Court documents offer only the barest of details.
"The FBI has located in a certain foreign country the server used to host Silk Road's website," an agent wrote in charging documents against Ulbricht, who was charged by a grand jury in Maryland with conspiracy to distribute a controlled substance and attempted witness murder, among other charges. "An image of the Silk Road Web Server was made on or about July 23, 2013."
Typically, finding a server would be no great feat, but Silk Road used "Tor" technology to conceal its real-world location. Computer security experts are scratching their heads over how the FBI broke through that protection.
Agents with the Drug Enforcement Administration and Homeland Security Investigations have describeda bold, undercover strategy to infiltrate the site's inner circle. But FBI agents in New York have been less forthcoming about their technological approach.

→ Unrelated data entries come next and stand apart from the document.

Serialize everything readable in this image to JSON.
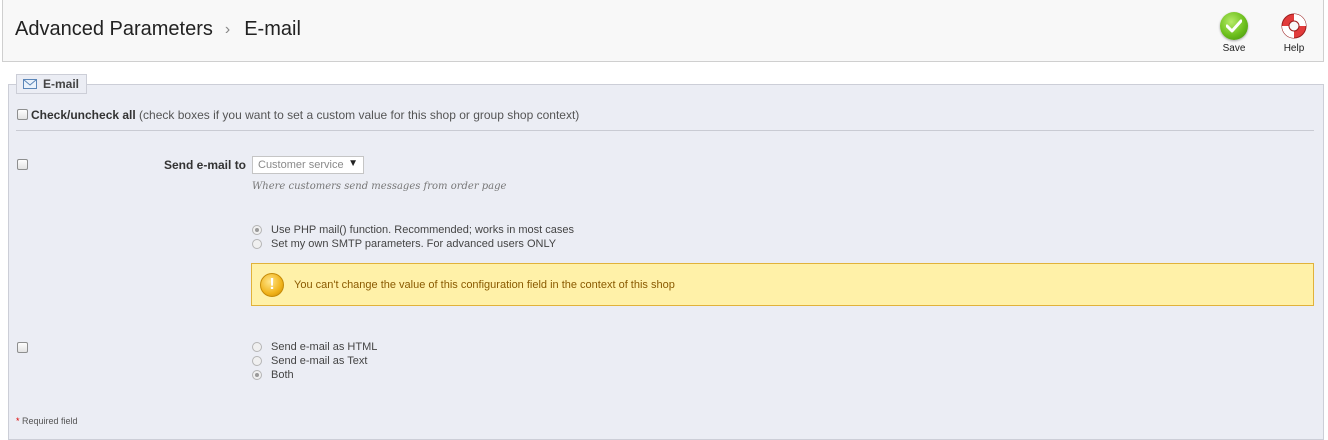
{
  "header": {
    "breadcrumb_parent": "Advanced Parameters",
    "breadcrumb_separator": "›",
    "breadcrumb_current": "E-mail",
    "save_label": "Save",
    "help_label": "Help"
  },
  "fieldset": {
    "legend": "E-mail",
    "check_all_bold": "Check/uncheck all",
    "check_all_hint": " (check boxes if you want to set a custom value for this shop or group shop context)",
    "send_to_label": "Send e-mail to",
    "send_to_value": "Customer service",
    "send_to_hint": "Where customers send messages from order page",
    "mail_method_options": [
      "Use PHP mail() function. Recommended; works in most cases",
      "Set my own SMTP parameters. For advanced users ONLY"
    ],
    "mail_method_selected": 0,
    "warning_text": "You can't change the value of this configuration field in the context of this shop",
    "format_options": [
      "Send e-mail as HTML",
      "Send e-mail as Text",
      "Both"
    ],
    "format_selected": 2,
    "required_star": "*",
    "required_text": " Required field"
  },
  "colors": {
    "fieldset_bg": "#ebedf4",
    "warning_bg": "#fff1a8",
    "warning_border": "#e1b23a",
    "save_green": "#6cbf1c"
  },
  "icons": {
    "save": "save-check-icon",
    "help": "lifebuoy-icon",
    "legend": "envelope-icon",
    "warning": "warning-icon"
  }
}
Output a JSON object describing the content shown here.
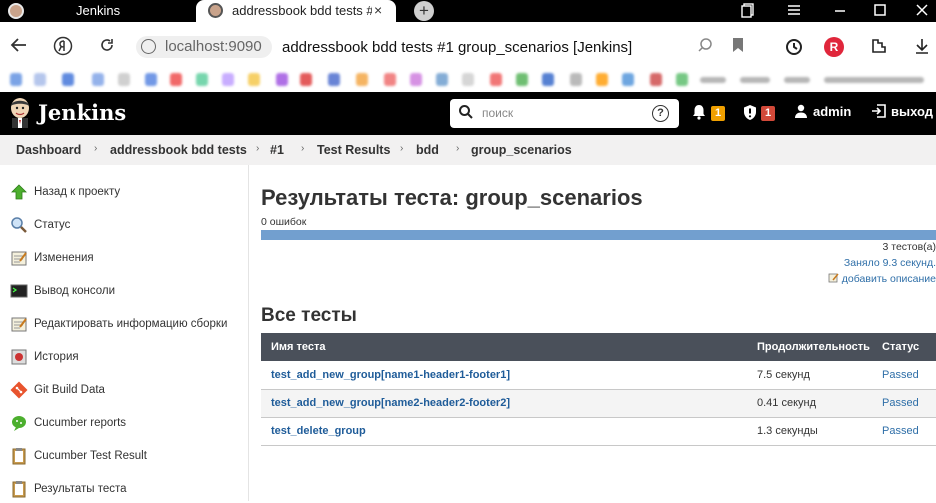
{
  "browser": {
    "tabs": [
      {
        "label": "Jenkins"
      },
      {
        "label": "addressbook bdd tests #1"
      }
    ],
    "tab_close": "×",
    "new_tab": "+",
    "address": {
      "host": "localhost:9090",
      "page_title": "addressbook bdd tests #1 group_scenarios [Jenkins]"
    }
  },
  "header": {
    "brand": "Jenkins",
    "search_placeholder": "поиск",
    "notifications_count": "1",
    "security_count": "1",
    "user": "admin",
    "logout": "выход",
    "colors": {
      "notif_badge": "#f0a000",
      "security_badge": "#d24939"
    }
  },
  "breadcrumbs": [
    "Dashboard",
    "addressbook bdd tests",
    "#1",
    "Test Results",
    "bdd",
    "group_scenarios"
  ],
  "sidebar": {
    "items": [
      {
        "label": "Назад к проекту",
        "icon": "up-arrow-icon"
      },
      {
        "label": "Статус",
        "icon": "magnifier-icon"
      },
      {
        "label": "Изменения",
        "icon": "notepad-icon"
      },
      {
        "label": "Вывод консоли",
        "icon": "terminal-icon"
      },
      {
        "label": "Редактировать информацию сборки",
        "icon": "notepad-edit-icon"
      },
      {
        "label": "История",
        "icon": "history-icon"
      },
      {
        "label": "Git Build Data",
        "icon": "git-icon"
      },
      {
        "label": "Cucumber reports",
        "icon": "cucumber-icon"
      },
      {
        "label": "Cucumber Test Result",
        "icon": "clipboard-icon"
      },
      {
        "label": "Результаты теста",
        "icon": "clipboard-icon"
      }
    ]
  },
  "main": {
    "title": "Результаты теста: group_scenarios",
    "fail_count": "0 ошибок",
    "test_count": "3 тестов(а)",
    "duration": "Заняло 9.3 секунд.",
    "add_description": "добавить описание",
    "all_tests_heading": "Все тесты",
    "table": {
      "headers": [
        "Имя теста",
        "Продолжительность",
        "Статус"
      ],
      "rows": [
        {
          "name": "test_add_new_group[name1-header1-footer1]",
          "duration": "7.5 секунд",
          "status": "Passed"
        },
        {
          "name": "test_add_new_group[name2-header2-footer2]",
          "duration": "0.41 секунд",
          "status": "Passed"
        },
        {
          "name": "test_delete_group",
          "duration": "1.3 секунды",
          "status": "Passed"
        }
      ]
    }
  }
}
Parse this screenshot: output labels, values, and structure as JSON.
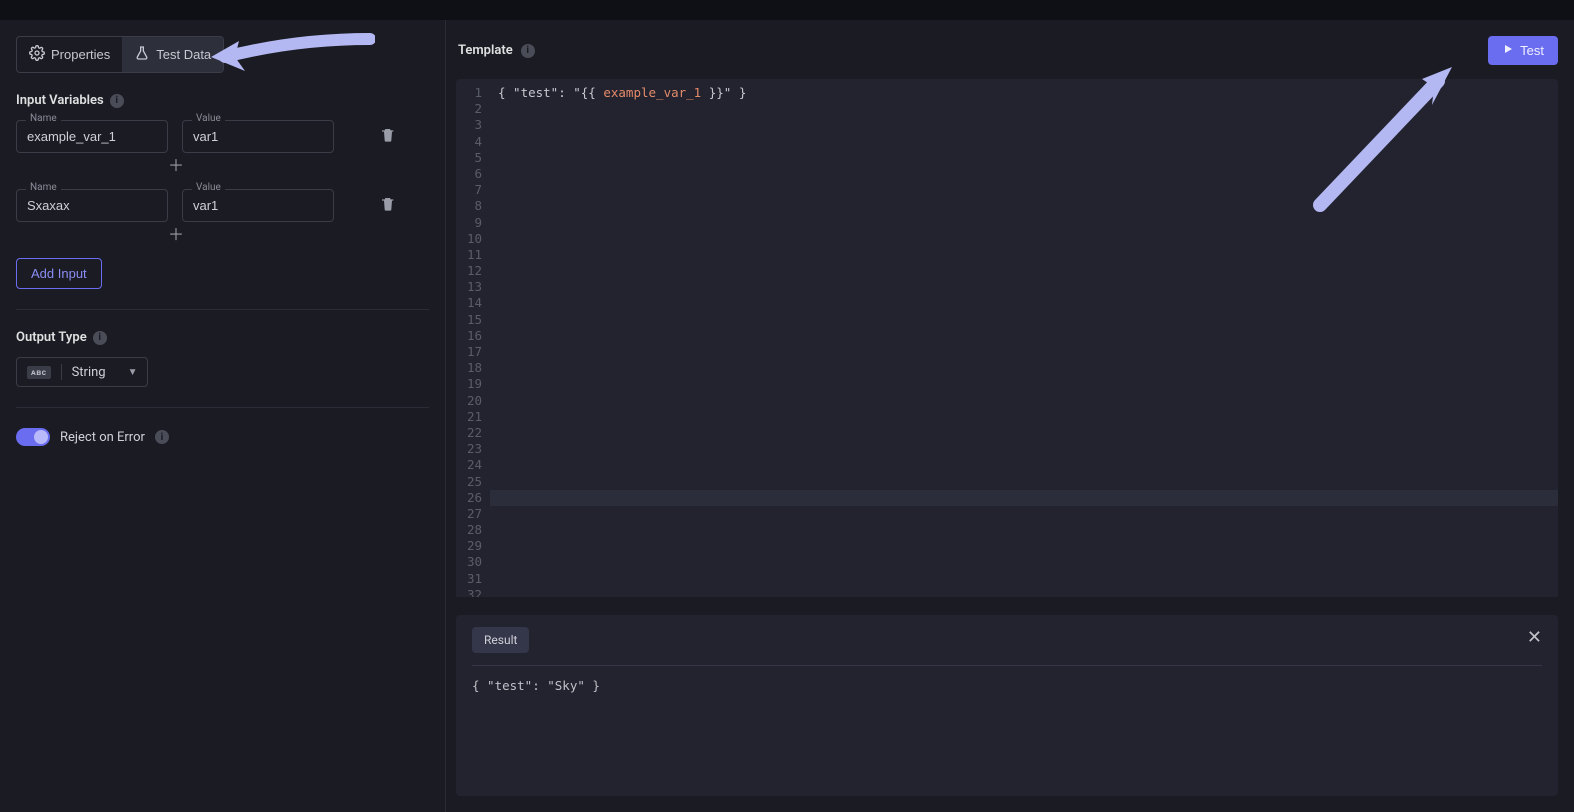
{
  "tabs": {
    "properties": "Properties",
    "test_data": "Test Data"
  },
  "sidebar": {
    "input_variables_title": "Input Variables",
    "name_label": "Name",
    "value_label": "Value",
    "rows": [
      {
        "name": "example_var_1",
        "value": "var1"
      },
      {
        "name": "Sxaxax",
        "value": "var1"
      }
    ],
    "add_input_label": "Add Input",
    "output_type_title": "Output Type",
    "output_type_selected": "String",
    "reject_on_error_label": "Reject on Error"
  },
  "editor": {
    "title": "Template",
    "test_button": "Test",
    "total_lines": 32,
    "active_line": 26,
    "line1_prefix": "{ \"test\": \"{{ ",
    "line1_var": "example_var_1",
    "line1_suffix": " }}\" }"
  },
  "result": {
    "tab_label": "Result",
    "body": "{ \"test\": \"Sky\" }"
  }
}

There are a few clues. A related civil case to seize Silk Road's assets spells out the Internet Protocol, or IP, addresses — the unique identifier for computers on the Internet — of servers that were home to caches of electronic currency authorities believe are the proceeds of the drug market.
And online lookup tools reveal that those addresses trace back to companies located in Iceland, Romania, Latvia and the United States. Following up on Icelandic press reports, Runa A. Sandvik, a researcher at the Tor Project, learned that police in that country helped the FBI with its investigation.
But beyond that, the trail is mostly cold.
Eyjólfur Magnús Kristinsson, a managing director at Advania, an Icelandic company linked to one of the addresses, said it had no customer with the name Silk Road or Ross Ulbricht. But he said many customers sublet server space to third parties.
Kristinsson said he could not comment on whether his firm helped U.S. authorities.
"We work in accordance with Icelandic laws and regulations," he added.